酒渣鼻是一种慢性皮肤疾病,表现为面部红斑、毛细血管扩张、丘疹和脓疱。虽然发病机制尚不清楚,但酒渣鼻似乎与毛囊蠕形螨密切相关。本研究旨在通过标准化的浅层皮肤活检(SSSB)阐明影响酒渣鼻患者毛囊蠕形螨密度的因素。这是一项前瞻性、横断面研究,纳入了 200 例酒渣鼻患者。记录患者的临床特征,并采用 SSSB 测量蠕形螨密度(Dd)。如果第一次 SSSB 的 Dd<5 只/cm,则重复 SSSB 4 次,以避免假阴性结果。200 例患者中,女性 152 例(76%),男性 48 例(24%),平均年龄为 43.47±11.87 岁。99 例(49.5%)为红斑毛细血管扩张型(ETR),101 例(50.5%)为丘疹脓疱型(PPR)。

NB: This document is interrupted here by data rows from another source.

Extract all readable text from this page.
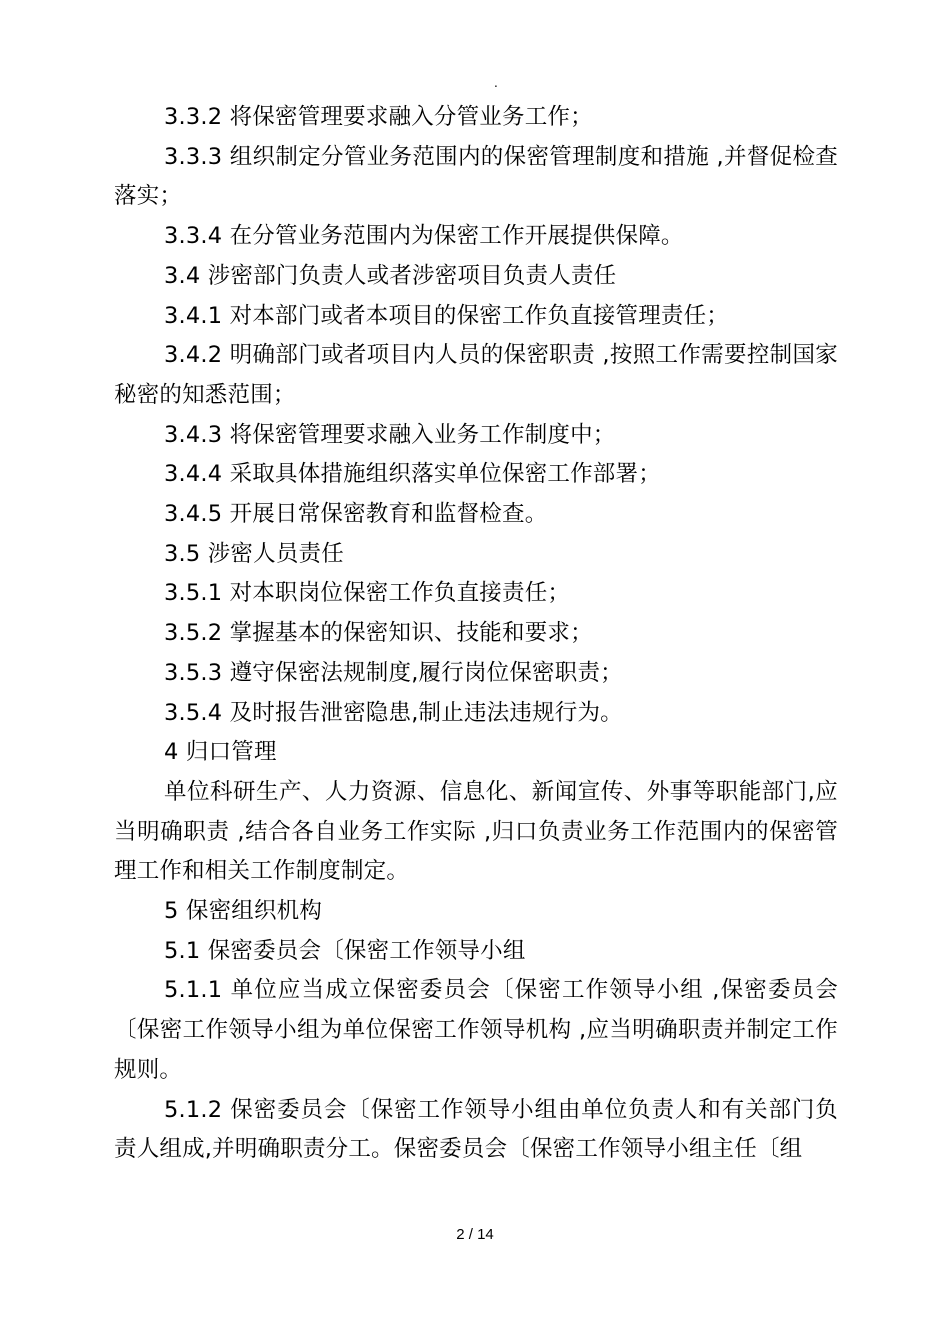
.

3.3.2 将保密管理要求融入分管业务工作；

3.3.3 组织制定分管业务范围内的保密管理制度和措施 ,并督促检查落实；

3.3.4 在分管业务范围内为保密工作开展提供保障。

3.4 涉密部门负责人或者涉密项目负责人责任

3.4.1 对本部门或者本项目的保密工作负直接管理责任；

3.4.2 明确部门或者项目内人员的保密职责 ,按照工作需要控制国家秘密的知悉范围；

3.4.3 将保密管理要求融入业务工作制度中；

3.4.4 采取具体措施组织落实单位保密工作部署；

3.4.5 开展日常保密教育和监督检查。

3.5 涉密人员责任

3.5.1 对本职岗位保密工作负直接责任；

3.5.2 掌握基本的保密知识、技能和要求；

3.5.3 遵守保密法规制度,履行岗位保密职责；

3.5.4 及时报告泄密隐患,制止违法违规行为。

4 归口管理

单位科研生产、人力资源、信息化、新闻宣传、外事等职能部门,应当明确职责 ,结合各自业务工作实际 ,归口负责业务工作范围内的保密管理工作和相关工作制度制定。

5 保密组织机构

5.1 保密委员会〔保密工作领导小组

5.1.1 单位应当成立保密委员会〔保密工作领导小组 ,保密委员会〔保密工作领导小组为单位保密工作领导机构 ,应当明确职责并制定工作规则。

5.1.2 保密委员会〔保密工作领导小组由单位负责人和有关部门负责人组成,并明确职责分工。保密委员会〔保密工作领导小组主任〔组

2 / 14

200 例患者中,连续 5 次 SSSB 的累积阳性结果比例如下:第 1 次 SSSB=125 例(62.5%),第 2 次 SSSB=155 例(77.5%),第 3 次 SSSB=170 例(85%),第 4 次 SSSB=173 例(86.5%),第 5 次 SSSB=174 例(87%)。第 1 次 SSSB 检测到毛囊蠕形螨感染的比例,PPR 组(55/101,54.5%)明显低于 ETR 组(70/99,70.7%)。在 ETR 组,毛囊蠕形螨和皮脂蠕形螨的总密度以及 D. folliculorum 的密度均显著高于 PPR 组。在共聚焦皮肤显微镜下观察到的蠕形螨尾部密度与 SSSB 中蠕形螨感染的阳性/阴性结果呈统计学显著关系。总之,SSSB 检测到的毛囊蠕形螨密度受酒渣鼻亚型、毛囊蠕形螨种类、共聚焦皮肤显微镜下的发现等多种因素的影响。